Vanilla growers in Niue say poor soil conditions and a labour shortage are hampering efforts to develop the industry.
There is high interest in vanilla products from Niue with growers saying they cannot produce enough beans to satisfy the demand.
Beverley Tse was on the island for the annual National Show Day and Business Expo and filed this report.
NONGA BRAY: I do everything myself from the ground up, to the market. I have been doing vanilla since 1999 and I knew nothing about growing vanilla. It was just a lot of hit and miss, a lot of mistakes but I learnt from those.
Nonga Bray produces a top-quality vanilla that is sold in Australia and Austria. She says vanilla growers in Niue have faced many challenges including Cyclone Heta which devastated crops in 2004.
NONGA BRAY: It's just like somebody went around with a brush-cutter and just chopped them all up and scattered everywhere. And that took about another three years before I can pollinate, before they produce flowers.
Nonga Bray says when she first began, there were about 200 growers but due to poor soil conditions and a labour shortage, only a handful remain. Patricia Hunter sells organic vanilla products such as vanilla infused coconut oil, but she says her production is too small and it is too costly for her to export.
NONGA BRAY: There is a challenge here that because the whole population and commerce is very small and the cost of bringing in all your packaging and other items, it makes it too expensive to actually export small quantities.

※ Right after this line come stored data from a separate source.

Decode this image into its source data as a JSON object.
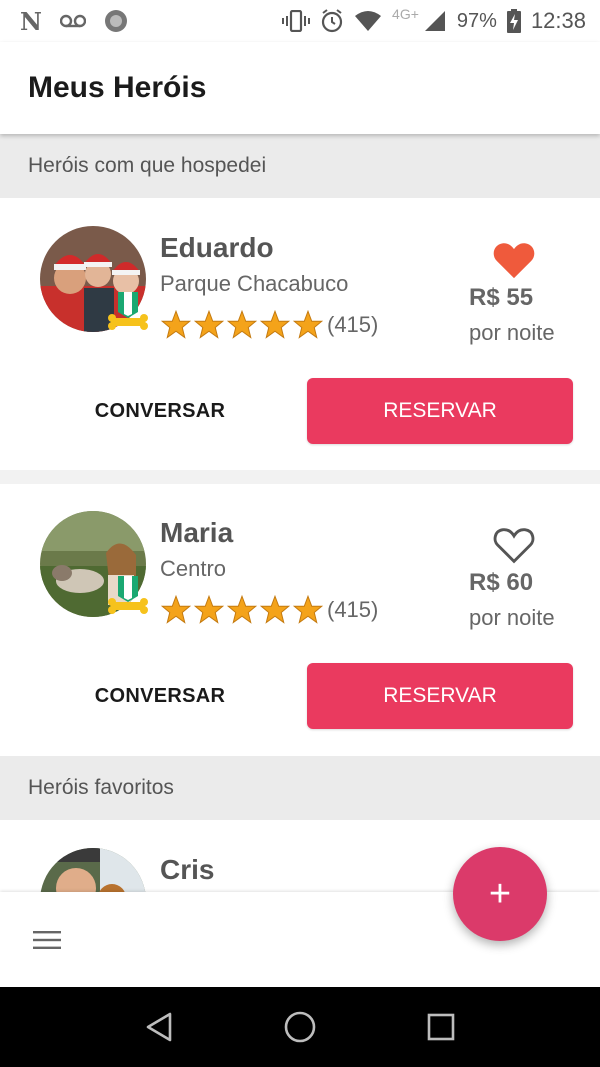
{
  "status_bar": {
    "network_label": "4G+",
    "battery": "97%",
    "time": "12:38",
    "n_badge": "N"
  },
  "app_bar": {
    "title": "Meus Heróis"
  },
  "sections": {
    "hosted": "Heróis com que hospedei",
    "favorites": "Heróis favoritos"
  },
  "cards": [
    {
      "name": "Eduardo",
      "place": "Parque Chacabuco",
      "rating_count": "(415)",
      "price": "R$ 55",
      "per_night": "por noite",
      "favorite": true,
      "chat_label": "CONVERSAR",
      "book_label": "RESERVAR"
    },
    {
      "name": "Maria",
      "place": "Centro",
      "rating_count": "(415)",
      "price": "R$ 60",
      "per_night": "por noite",
      "favorite": false,
      "chat_label": "CONVERSAR",
      "book_label": "RESERVAR"
    },
    {
      "name": "Cris"
    }
  ],
  "rating_stars": 5,
  "fab": {
    "label": "+"
  },
  "colors": {
    "accent": "#ea3a5f",
    "heart": "#ef5a3c",
    "star": "#f4a31a",
    "fab": "#db3a6a"
  },
  "icons": {
    "menu": "hamburger-menu-icon",
    "heart_filled": "heart-filled-icon",
    "heart_outline": "heart-outline-icon",
    "star": "star-icon",
    "badge": "medal-bone-icon"
  }
}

The Business Development Manager for the Chamber of Commerce, Felicity Bollen, says vanilla farming is labour-intensive and says current growers have struggled to find people who are willing to get involved.
FELICITY BOLLEN: We have got a number of government schemes here to support subsidised workers. That's for Niuean workers into work. So we'll be looking into that and how we can support the sector. We're working with the Department of Agriculture and Fisheries around the vanilla growers and we're going to be having a meeting with them very shortly to hear what their issues are and sort of come up with a joint strategic approach to what we can do.

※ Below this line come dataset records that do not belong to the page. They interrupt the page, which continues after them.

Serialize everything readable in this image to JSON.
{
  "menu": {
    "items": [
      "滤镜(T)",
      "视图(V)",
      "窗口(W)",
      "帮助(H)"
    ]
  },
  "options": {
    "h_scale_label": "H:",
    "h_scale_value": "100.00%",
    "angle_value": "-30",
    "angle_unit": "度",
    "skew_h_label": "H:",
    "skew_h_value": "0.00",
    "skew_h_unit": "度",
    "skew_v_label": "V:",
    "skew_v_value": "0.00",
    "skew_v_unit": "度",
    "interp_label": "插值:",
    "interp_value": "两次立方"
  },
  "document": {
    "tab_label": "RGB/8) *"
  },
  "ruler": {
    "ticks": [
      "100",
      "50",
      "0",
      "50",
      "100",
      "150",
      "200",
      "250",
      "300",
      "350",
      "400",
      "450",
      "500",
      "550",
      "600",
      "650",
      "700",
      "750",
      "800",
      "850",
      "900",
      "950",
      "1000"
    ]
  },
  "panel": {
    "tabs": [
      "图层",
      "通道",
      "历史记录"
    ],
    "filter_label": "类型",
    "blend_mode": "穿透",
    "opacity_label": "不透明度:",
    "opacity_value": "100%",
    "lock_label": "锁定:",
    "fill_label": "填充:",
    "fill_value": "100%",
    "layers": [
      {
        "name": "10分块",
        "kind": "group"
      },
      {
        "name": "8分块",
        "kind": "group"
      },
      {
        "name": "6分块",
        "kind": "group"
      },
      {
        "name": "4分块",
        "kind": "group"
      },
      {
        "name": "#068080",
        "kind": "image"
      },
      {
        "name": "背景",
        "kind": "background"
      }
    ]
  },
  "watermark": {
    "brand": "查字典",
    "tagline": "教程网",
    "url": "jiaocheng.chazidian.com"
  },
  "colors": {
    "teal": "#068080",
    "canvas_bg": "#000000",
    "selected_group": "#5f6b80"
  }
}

When asked about the potential to create a seasonal worker scheme for the vanilla industry, the Premier of Niue, Toke Talagi, said he is cautious of employing people from overseas and creating unemployment for locals.
TOKE TALAGI: There's a delicate balance between getting labour in, and sometimes cheap labour, verses making sure that we are employ people who are here. And we're taking a very careful analysis of what we're trying to do with respect to that. And then ensuring that we continue to build a sustainable labour market for our people here.
While Nonga Bray and Patricia Hunter say they would appreciate help from casual workers, they are content with being one-woman operations for now.